決算説明会見学記─誰よりも先にピンチに気付く?

 懇意にしているアナリストの厚意で、電子部品メーカーND社の第3四半期決算説明会に行ってきました。先週、「これまで経験したことのない落ち込み」とずっと拡大成長を続けていた同社が業績予想の下方修正を発表したのは、一般ニュースでも報じられました。説明会場は、いつもと同じ場所ながら、椅子を一列増やして出席者の増加に対応し、名物経営者のN会長以下の経営陣がひな壇のようにスクリーンの前に並んで、入場の際には一斉にカメラのフラッシュが集まる、という普段の説明会とは全く異なった雰囲気。そして、始まったら最初はN会長のあいさつ?だと?で、N会長いわく、今まで私のワンマンショーでやってきたが、今日はやりません、と。それで、資料の説明など一切なく、読めば分かります。社長に就任した吉本さんが少しだけ説明。配布資料の充実はいつも通りなのだが、心なしかボリュームは少なく見える。で、ノッケから質疑応答。そこからは、いつもの会長のワンマンショーにもどったので、落ち着いた。

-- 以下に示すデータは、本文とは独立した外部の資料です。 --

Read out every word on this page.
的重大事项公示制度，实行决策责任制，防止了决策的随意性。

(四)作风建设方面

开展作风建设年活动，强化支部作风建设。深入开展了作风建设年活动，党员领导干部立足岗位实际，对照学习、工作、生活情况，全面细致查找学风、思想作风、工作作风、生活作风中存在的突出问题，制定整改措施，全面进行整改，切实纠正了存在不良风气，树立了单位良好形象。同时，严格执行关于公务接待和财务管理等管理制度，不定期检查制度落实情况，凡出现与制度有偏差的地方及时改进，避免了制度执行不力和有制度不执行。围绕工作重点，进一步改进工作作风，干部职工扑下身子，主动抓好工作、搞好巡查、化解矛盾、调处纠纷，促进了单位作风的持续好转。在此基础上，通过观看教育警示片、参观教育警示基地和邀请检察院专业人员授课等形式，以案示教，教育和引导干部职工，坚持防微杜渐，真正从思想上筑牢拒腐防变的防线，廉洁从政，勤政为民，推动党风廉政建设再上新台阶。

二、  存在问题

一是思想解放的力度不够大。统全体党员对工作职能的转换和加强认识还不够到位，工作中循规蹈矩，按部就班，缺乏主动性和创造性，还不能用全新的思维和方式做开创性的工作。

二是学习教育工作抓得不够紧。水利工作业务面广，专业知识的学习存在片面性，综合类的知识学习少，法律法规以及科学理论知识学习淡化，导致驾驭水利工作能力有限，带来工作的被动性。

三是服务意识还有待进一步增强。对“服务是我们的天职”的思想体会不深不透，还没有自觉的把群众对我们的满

 おそらく、会長のワンマン体制の、その後を意識しているところを見せているのかもしれません。会長、社長とCFOの集団体制ということなのでしょうか。質疑応答で、他の2人に発言させることを意識しているみたいですが、質問するアナリストたちは、Nさんを求めてしまう。本人も前に出たい、と、結構N会長自身の、その後に向けて自己変革を痛感していて、それが本人の思うように進んでいない印象でした。事業構成が変化してパソコンのファン・モーターのような需要が著しく変化する製品の場合、相場師のような先を読む勘のようなもので生産ラインをマネジメントしていたのは、まさにN会長の独壇場だったはずで、それが自動車の運転制御の部品となると安定して受注を長期のスパンで確保できる。そこでは勘の出る幕はなかった。つい最近までのND社がそうでした。それが、直近の先行きが一気に不安定になって、勘の出番がでてきたように見える。変革の揺れ戻しです。これはその印象から受けた妄想かもしれませんが。この会社はリーマンショックの際にも、日本で影響はないと安心していたときに逸早く非常事態宣言をして、WPRというプロジェクトで事業ポートフォリオを根本的に組み替える大変革をして、その後他社がもたつくのを尻目に一気にシェアを奪取して大きく飛躍しました。今回も、他社に先駆けて厳しい状況を公表をして大規模な企業変革のチャンスとしているようですが、あわせて自己変革が進まない、N会長自身も、その波に乗って、自らの尻を叩こうとしているように見えました。